With Steven Spielberg and Tom Hanks as co-executive producers, and featuring some of the UK and Hollywood’s hottest talent, Band Of Brothers promises to be anything but your run-of-the-mill war-time drama.
Based on the book by highly respected American historian, Stephen E Ambrose, the series follows the real-life saga of a US paratroop unit’s part in the D-Day Landings.
What’s On caught up with Damian Lewis (Hearts And Bones, Warriors) to talk about working with Steven Spielberg, the effects of war and staying out till five in the morning…
What’s On: Tell us about Band Of Brothers.
Damian Lewis: ‘Band Of Brothers’ shows us the horror of war. The series demonstrates the effect of war on a group of young men. History doesn’t have much impact if you just issue a bunch of dates and military manoeuvres about the Germans coming up the right flank. It is most effective when it features real people, and when the real human cost is evident.
WO: Was it nerve-wracking playing a real person?
DL: When I first sat down to watch ‘Band Of Brothers’ with Dick and the other veterans at the world premiere in Normandy, it was incredibly nerve-wracking. When you’re playing a real-life person and he’s there, you want everyone to react positively to your portrayal of him. It’s not just a question of whether it’s a credible performance, but whether it’s a credible performance as him. At the end, I was relieved because the other veterans came up and said: ‘You’ve nailed him’. That took a lot of the pressure off.
WO: Tell us about the audition.
DL: I met Tom Hanks on the Friday, and he was very enthusiastic but I didn’t think I’d got the part. So I went out with a mate till five in the morning, only to be woken at eight by the casting director saying: ‘Mr Spielberg wants to see you at 12′. I had four showers… but I still felt drunk. When I got to Spielberg’s office they had photos of Dick Winters as a young man all over the walls, and I sat down next to a guy who was the spitting image of him. He said ‘I’m here for Dick Winters,’ and my heart sank. I thought, ‘They’ve brought me all the way over here to tell me that this guy who looks like Dick Winters’s love child has got it!
WO: How did you get on with Steven Spielberg and Tom Hanks?
DL: I learnt what kids they are. They’re so normal because they absolutely adore what they do. They’ve never allowed their status as Hollywood royalty to interfere with what they love. Steven will sit for hours with you and a tea-boy telling you exactly how he got a particular shot in Jaws.
WO: How is Band Of Brothers different from other war-time dramas?
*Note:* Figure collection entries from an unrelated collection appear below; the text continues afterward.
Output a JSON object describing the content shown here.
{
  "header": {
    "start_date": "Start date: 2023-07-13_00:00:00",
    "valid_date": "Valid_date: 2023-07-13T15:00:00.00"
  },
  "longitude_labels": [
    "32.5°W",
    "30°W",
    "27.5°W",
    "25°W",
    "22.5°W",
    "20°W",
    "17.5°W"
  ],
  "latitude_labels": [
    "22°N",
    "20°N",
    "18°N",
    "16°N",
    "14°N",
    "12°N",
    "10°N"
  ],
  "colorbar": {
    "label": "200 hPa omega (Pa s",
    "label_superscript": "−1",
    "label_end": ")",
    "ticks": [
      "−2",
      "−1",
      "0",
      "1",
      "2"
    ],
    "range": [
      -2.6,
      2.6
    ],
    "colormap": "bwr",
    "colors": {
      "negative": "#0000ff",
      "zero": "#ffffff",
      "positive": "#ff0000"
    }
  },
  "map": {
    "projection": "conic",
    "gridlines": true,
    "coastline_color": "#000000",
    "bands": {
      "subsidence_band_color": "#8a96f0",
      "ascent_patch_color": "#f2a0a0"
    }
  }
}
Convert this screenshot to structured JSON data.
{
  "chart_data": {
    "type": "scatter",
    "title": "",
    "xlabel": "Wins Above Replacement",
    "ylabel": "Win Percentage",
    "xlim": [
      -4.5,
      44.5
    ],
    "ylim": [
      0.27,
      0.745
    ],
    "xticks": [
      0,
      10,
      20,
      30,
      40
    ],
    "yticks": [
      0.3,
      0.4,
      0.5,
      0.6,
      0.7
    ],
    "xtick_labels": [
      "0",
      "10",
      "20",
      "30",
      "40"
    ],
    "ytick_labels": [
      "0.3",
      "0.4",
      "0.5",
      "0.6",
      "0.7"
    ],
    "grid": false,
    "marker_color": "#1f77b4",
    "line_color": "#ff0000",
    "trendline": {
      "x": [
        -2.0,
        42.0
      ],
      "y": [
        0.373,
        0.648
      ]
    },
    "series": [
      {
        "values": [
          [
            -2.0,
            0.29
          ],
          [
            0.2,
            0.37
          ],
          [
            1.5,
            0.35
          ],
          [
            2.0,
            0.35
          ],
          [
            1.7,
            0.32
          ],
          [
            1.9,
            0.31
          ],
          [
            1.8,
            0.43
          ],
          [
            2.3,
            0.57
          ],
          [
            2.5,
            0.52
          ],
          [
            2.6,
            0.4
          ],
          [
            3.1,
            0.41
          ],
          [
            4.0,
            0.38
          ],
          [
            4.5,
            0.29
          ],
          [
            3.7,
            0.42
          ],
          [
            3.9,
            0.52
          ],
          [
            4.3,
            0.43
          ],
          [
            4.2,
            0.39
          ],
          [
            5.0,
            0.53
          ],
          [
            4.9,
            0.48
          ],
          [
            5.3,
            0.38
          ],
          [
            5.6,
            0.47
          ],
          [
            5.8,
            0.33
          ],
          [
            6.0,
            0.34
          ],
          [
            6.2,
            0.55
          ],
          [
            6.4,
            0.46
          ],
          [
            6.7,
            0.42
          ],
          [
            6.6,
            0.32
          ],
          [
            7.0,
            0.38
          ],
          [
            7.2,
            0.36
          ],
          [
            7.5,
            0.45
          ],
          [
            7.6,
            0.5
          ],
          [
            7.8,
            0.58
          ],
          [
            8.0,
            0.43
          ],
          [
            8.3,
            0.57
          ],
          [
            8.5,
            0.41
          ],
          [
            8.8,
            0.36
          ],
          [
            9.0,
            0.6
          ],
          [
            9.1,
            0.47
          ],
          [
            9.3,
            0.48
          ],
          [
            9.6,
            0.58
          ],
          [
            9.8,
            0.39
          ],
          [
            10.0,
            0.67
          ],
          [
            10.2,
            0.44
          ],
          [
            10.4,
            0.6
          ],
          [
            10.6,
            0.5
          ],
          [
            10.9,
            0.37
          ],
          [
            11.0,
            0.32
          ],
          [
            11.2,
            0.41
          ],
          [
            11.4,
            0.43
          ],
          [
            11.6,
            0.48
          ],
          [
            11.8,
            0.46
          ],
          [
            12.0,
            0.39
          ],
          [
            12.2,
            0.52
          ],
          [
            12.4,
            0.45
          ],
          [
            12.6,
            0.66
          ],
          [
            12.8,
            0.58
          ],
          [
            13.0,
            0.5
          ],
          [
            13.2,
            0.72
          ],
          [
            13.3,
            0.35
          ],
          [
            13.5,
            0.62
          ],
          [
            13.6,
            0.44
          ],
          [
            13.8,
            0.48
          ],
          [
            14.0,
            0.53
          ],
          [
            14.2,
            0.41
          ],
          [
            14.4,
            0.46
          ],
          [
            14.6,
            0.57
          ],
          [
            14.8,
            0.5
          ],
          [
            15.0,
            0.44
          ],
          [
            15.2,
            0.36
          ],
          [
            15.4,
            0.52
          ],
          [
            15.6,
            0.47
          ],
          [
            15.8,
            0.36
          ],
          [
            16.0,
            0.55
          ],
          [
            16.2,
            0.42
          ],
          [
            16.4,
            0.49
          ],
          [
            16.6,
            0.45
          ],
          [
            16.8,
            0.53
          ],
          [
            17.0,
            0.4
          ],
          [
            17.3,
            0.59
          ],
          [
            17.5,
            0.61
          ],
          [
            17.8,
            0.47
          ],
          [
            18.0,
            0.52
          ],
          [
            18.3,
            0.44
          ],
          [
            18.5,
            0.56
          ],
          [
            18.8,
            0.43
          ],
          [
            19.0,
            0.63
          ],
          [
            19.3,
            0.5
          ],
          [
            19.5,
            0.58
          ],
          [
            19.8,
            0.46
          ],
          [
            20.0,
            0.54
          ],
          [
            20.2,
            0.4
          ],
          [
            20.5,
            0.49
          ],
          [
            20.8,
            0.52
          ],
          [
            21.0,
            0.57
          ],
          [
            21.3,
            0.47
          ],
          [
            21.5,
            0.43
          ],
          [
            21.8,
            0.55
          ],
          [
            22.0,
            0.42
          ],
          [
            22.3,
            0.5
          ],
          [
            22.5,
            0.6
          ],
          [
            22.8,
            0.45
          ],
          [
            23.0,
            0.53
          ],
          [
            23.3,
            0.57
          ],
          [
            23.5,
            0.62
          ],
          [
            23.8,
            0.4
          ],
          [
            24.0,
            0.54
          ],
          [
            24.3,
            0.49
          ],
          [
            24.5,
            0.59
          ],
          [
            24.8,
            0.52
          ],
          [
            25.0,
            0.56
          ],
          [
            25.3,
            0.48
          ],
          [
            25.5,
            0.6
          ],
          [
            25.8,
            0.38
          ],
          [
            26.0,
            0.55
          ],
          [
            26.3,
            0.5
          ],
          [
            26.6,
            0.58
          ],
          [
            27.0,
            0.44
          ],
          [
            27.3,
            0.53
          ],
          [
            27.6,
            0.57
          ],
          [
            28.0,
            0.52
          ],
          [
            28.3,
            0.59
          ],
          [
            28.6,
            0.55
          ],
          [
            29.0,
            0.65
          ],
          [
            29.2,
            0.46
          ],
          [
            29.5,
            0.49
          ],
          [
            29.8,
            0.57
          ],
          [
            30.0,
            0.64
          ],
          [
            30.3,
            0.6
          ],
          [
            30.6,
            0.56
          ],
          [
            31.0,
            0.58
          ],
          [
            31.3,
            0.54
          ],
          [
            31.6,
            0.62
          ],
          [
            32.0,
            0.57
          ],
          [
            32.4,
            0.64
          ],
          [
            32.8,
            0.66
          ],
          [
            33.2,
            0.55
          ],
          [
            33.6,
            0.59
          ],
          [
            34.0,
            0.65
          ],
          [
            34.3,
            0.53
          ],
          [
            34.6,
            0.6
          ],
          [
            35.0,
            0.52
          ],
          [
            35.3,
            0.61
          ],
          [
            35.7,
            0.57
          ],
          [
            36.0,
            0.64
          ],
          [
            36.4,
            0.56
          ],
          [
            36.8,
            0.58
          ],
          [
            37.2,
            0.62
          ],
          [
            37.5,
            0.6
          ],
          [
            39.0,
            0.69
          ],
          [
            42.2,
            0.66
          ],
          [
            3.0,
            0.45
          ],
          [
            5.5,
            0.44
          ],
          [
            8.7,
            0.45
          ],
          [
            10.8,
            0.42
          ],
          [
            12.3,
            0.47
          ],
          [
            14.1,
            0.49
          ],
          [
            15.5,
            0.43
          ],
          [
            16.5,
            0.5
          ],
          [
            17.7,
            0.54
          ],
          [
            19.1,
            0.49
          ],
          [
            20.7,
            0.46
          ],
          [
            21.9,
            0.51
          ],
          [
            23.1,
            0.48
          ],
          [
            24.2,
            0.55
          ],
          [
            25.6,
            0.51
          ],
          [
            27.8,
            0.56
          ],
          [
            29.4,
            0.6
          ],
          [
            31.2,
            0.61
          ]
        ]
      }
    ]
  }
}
DL: What makes ‘Band Of Brothers’ different is how tirelessly the producers have stuck to Stephen E Ambrose’s book, which is not a work of fiction but a well-respected history text. It is a documentary drama in a way that ‘Saving Private Ryan’, ‘Pearl Harbor’ and ‘U571′ never were. They were fictionalised; this is immaculately researched and completely accurate.
WO: How do you think the audience will react to the series?
DL: I hope viewers come away from this thinking that what the men of Easy Company achieved was extraordinary. It is important that they’re immortalised in this way.
Band Of Brothers is on BBC Two on Fridays and BBC One on Wednesdays.